Enviada em 20/10/2019

De acordo com o Ministério da Justiça a cada 45 minutos, 22 pessoas desaparecem no Brasil. Isto ocorre em decorrência da vulnerabilidade infanto-juvenil e a falta de manutenção nos programas de segurança. Portanto, é necessário a análise de possíveis soluções para a causa de pessoas desaparecidas no país.

O Estatuto da Criança e do Adolescente reconhece que na infância e na juventude existe uma maior vulnerabilidade. Acrescentando isso à ausência de uma legislação rigorosa no Brasil, a fragilidade das fronteiras e a fiscalização ineficaz da do documentação da criança ocorre a facilitação do rapto de menores para além do território nacional. Como consequência acabam se tornando vítimas do tráfico para trabalhos forçados e exploração sexual, segundo o Relatório Mundial da Infância publicado pela UNICEF em 2012.
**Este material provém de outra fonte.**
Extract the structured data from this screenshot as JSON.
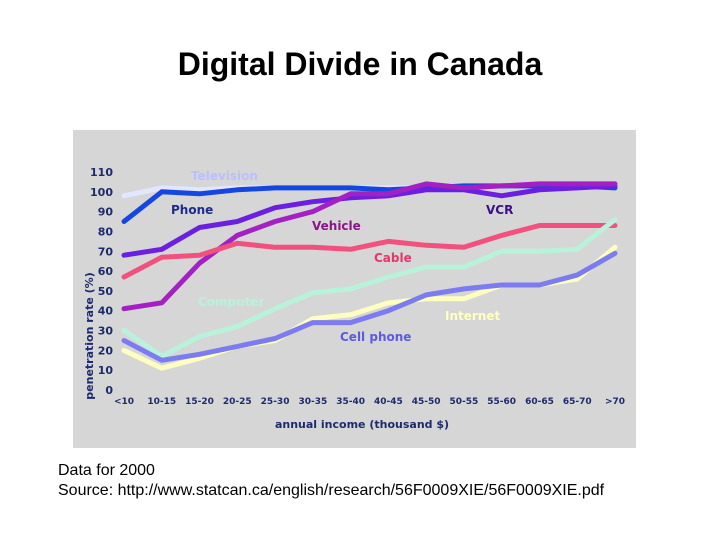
{
  "slide": {
    "title": "Digital Divide in Canada",
    "caption_line1": "Data for 2000",
    "caption_line2": "Source:  http://www.statcan.ca/english/research/56F0009XIE/56F0009XIE.pdf"
  },
  "chart_data": {
    "type": "line",
    "xlabel": "annual income (thousand $)",
    "ylabel": "penetration rate (%)",
    "ylim": [
      0,
      110
    ],
    "yticks": [
      0,
      10,
      20,
      30,
      40,
      50,
      60,
      70,
      80,
      90,
      100,
      110
    ],
    "grid": false,
    "categories": [
      "<10",
      "10-15",
      "15-20",
      "20-25",
      "25-30",
      "30-35",
      "35-40",
      "40-45",
      "45-50",
      "50-55",
      "55-60",
      "60-65",
      "65-70",
      ">70"
    ],
    "background_color": "#d6d6d6",
    "label_color": "#1e2a6e",
    "series": [
      {
        "name": "Television",
        "color": "#e3e6ff",
        "label_color": "#b9bfff",
        "values": [
          98,
          102,
          101,
          102,
          102,
          102,
          102,
          102,
          102,
          103,
          103,
          103,
          103,
          103
        ]
      },
      {
        "name": "Phone",
        "color": "#1546e0",
        "label_color": "#1e2a8c",
        "values": [
          85,
          100,
          99,
          101,
          102,
          102,
          102,
          101,
          102,
          103,
          103,
          103,
          103,
          102
        ]
      },
      {
        "name": "VCR",
        "color": "#6b1fe0",
        "label_color": "#3b0f8c",
        "values": [
          68,
          71,
          82,
          85,
          92,
          95,
          97,
          98,
          101,
          101,
          98,
          101,
          102,
          103
        ]
      },
      {
        "name": "Vehicle",
        "color": "#a321c2",
        "label_color": "#8a1488",
        "values": [
          41,
          44,
          64,
          78,
          85,
          90,
          99,
          99,
          104,
          102,
          103,
          104,
          104,
          104
        ]
      },
      {
        "name": "Cable",
        "color": "#f2507f",
        "label_color": "#e8366a",
        "values": [
          57,
          67,
          68,
          74,
          72,
          72,
          71,
          75,
          73,
          72,
          78,
          83,
          83,
          83
        ]
      },
      {
        "name": "Computer",
        "color": "#b8f2da",
        "label_color": "#b8f2da",
        "values": [
          30,
          17,
          27,
          32,
          41,
          49,
          51,
          57,
          62,
          62,
          70,
          70,
          71,
          86
        ]
      },
      {
        "name": "Internet",
        "color": "#ffffc0",
        "label_color": "#ffffc0",
        "values": [
          20,
          11,
          16,
          22,
          25,
          36,
          38,
          44,
          46,
          46,
          53,
          53,
          56,
          72
        ]
      },
      {
        "name": "Cell phone",
        "color": "#7c7cf0",
        "label_color": "#5b5be0",
        "values": [
          25,
          15,
          18,
          22,
          26,
          34,
          34,
          40,
          48,
          51,
          53,
          53,
          58,
          69
        ]
      }
    ]
  }
}
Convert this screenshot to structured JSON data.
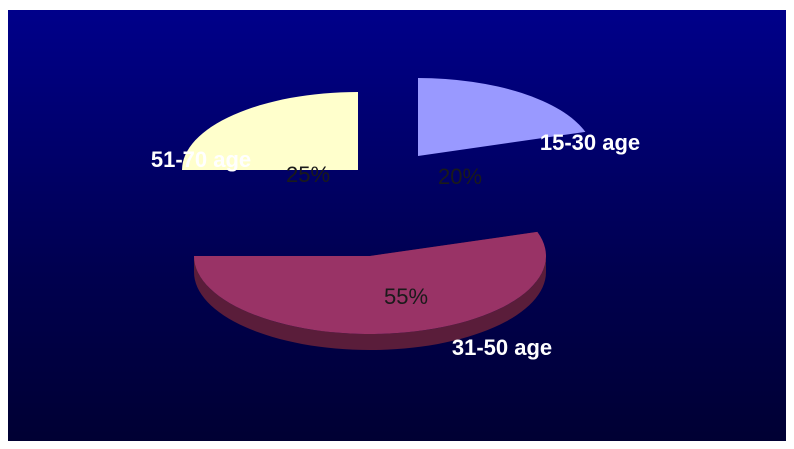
{
  "chart_data": {
    "type": "pie",
    "categories": [
      "15-30 age",
      "31-50 age",
      "51-70 age"
    ],
    "values": [
      20,
      55,
      25
    ],
    "data_labels": [
      "20%",
      "55%",
      "25%"
    ],
    "colors": [
      "#9999ff",
      "#993366",
      "#ffffcc"
    ],
    "side_colors": [
      "#4d4d88",
      "#5a1d3a",
      "#6a6a55"
    ],
    "exploded": true,
    "three_d": true,
    "legend": "none"
  }
}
O Cadastro Nacional de Crianças Acolhidas não possui muita eficácia, pois não possuem o controle certo de estatísticas de desaparecimento. Uma vez que todos podem realizar a denúncia, mas nem todos voltam para comunicar, por exemplo, que tal criança foi encontrada. Em função disso, o Conselho Federal de Medicina lançou um baixo assinado pela efetivação do Cadastro Nacional de Crianças e Adolescentes desaparecidos.

Somente no Estado do Paraná encontra-se o SICRIDE ( Serviço de Investigação de Crianças desaparecidas). Nos outros estados brasileiros a investigação começa a partir de um boletim de ocorrência na delegacia de polícia mais próxima do denunciante.

O Estado deve realizar uma ampliação e efetivação dos programas de segurança pública. Assim é necessária a criação de delegacias próprias, como o SICRIDE, para todo o território nacional, para que haja eficiência e melhores resultados na investigação dos desaparecimentos. Desse modo mais casos apontados pelo Ministério da Justiça sobre esses casos serão resolvidos.